A recent letter to the City of Greater Bendigo regarding increasing concerns at how our nation celebrates a national holiday on January 26 is likely to be the catalyst for much discussion and debate.

How, when and why we acknowledge all of our past will always be incredibly complex, but our nation also needs to make some dramatic inroads into some of the modern day issues and challenges we share a responsibility for.

The issue of how and when Australia celebrates its national day has long been a bone of contention, but shifting the date risks further alienation and disenchantment of more Australians.

Perhaps a greater effort to improve the standard of living for more Australians, and particularly indigenous Australians, would be a much better point to focus on, and would certainly go a long way
towards creating a nation where the riches and benefits of living in such a wonderful country can be more equitably shared and enjoyed.

Australia stands condemned for the rates of incarceration among indigenous people, as well as mortality rates, health standards and other issues related to housing, education and employment of indigenous peoples.

Political solutions to many of these challenges have floundered, while in other instances progress has not been what was needed.

It’s hard to move forward when issues from the past remain largely unresolved. 

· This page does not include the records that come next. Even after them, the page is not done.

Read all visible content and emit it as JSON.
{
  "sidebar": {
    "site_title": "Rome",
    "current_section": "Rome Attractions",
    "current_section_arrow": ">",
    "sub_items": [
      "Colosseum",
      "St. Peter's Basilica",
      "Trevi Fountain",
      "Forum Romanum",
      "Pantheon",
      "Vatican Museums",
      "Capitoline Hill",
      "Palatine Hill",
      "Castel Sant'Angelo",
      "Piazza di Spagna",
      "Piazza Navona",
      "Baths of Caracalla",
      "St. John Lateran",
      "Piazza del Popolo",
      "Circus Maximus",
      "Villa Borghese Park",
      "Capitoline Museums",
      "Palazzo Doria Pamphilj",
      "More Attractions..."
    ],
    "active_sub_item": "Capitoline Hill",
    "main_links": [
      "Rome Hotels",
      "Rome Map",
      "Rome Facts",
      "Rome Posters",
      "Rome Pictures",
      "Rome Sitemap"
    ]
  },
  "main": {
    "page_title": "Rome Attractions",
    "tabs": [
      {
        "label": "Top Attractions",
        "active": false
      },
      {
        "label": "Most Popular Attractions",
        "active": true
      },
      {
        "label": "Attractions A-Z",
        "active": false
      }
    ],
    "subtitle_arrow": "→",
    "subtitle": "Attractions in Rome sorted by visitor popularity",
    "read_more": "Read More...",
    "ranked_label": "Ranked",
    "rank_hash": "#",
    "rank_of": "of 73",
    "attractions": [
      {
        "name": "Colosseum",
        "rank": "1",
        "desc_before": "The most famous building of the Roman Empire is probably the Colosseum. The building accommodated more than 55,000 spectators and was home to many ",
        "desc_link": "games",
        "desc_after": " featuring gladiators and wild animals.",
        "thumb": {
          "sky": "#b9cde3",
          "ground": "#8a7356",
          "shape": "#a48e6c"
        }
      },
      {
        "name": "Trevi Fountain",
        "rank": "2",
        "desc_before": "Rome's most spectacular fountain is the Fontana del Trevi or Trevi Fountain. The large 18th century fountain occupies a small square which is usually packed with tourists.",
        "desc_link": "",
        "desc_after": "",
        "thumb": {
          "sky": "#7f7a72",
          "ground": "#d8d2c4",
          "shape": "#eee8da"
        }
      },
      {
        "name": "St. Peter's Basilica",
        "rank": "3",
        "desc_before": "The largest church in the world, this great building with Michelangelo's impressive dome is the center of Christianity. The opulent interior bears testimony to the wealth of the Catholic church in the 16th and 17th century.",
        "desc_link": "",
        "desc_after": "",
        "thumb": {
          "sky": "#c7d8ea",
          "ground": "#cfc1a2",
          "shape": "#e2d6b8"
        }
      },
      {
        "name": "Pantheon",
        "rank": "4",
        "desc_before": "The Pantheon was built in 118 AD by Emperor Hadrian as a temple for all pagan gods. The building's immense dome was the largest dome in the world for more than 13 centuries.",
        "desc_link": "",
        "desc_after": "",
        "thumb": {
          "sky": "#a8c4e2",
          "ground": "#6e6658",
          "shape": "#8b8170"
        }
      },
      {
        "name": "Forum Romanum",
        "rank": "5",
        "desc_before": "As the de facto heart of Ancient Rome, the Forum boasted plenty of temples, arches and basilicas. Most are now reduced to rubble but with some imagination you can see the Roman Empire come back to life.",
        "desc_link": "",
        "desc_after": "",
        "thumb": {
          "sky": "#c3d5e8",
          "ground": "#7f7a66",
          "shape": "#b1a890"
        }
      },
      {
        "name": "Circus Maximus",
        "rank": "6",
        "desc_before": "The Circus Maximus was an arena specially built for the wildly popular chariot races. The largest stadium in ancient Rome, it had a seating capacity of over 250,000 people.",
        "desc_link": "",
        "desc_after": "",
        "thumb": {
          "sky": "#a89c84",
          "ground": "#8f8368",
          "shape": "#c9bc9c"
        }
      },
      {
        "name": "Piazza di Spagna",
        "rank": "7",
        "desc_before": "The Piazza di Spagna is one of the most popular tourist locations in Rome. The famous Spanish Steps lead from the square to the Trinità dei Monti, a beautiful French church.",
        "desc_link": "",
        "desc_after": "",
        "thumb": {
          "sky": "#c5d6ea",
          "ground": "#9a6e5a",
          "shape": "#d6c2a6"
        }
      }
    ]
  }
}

When then Prime Minister Kevin Rudd issued an historic national apology to Australia’s indigenous peoples back in 2008, he invoked calls for a future that harnessed the determination of all Australians “to close the gap that lies between us in life expectancy, educational achievement and economic opportunity.

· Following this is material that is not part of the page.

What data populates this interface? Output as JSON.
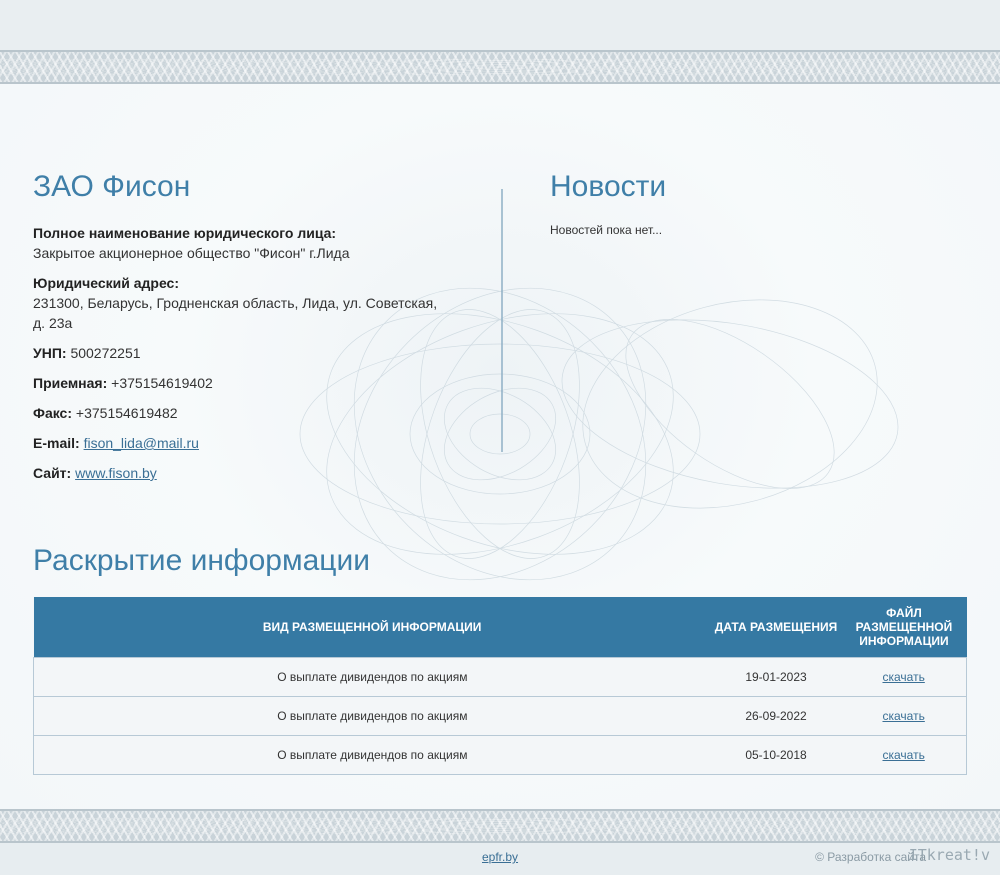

“A future where we embrace the possibility of new solutions to enduring problems where old approaches have failed.

“A future based on mutual respect, mutual resolve and mutual responsibility.”

Mr Rudd said Australia must turn a new page and right the wrongs of the past so that as a nation we can move forward with confidence to the future.

Fast forward 11 years and sadly, too little progress has been made.

A further circumstance that is now under consideration and hopeful resolution is the constitutional amendment required to recognise Aboriginal and Torres Strait Islanders in such an important document for our nation.

It’s a welcoming sign that Indigenous Australians minister Ken Wyatt has agreed to work with the federal opposition to find a way forward on constitutional recognition, with hopes Australia will hold a referendum within the next three years to achieve such a worthy goal.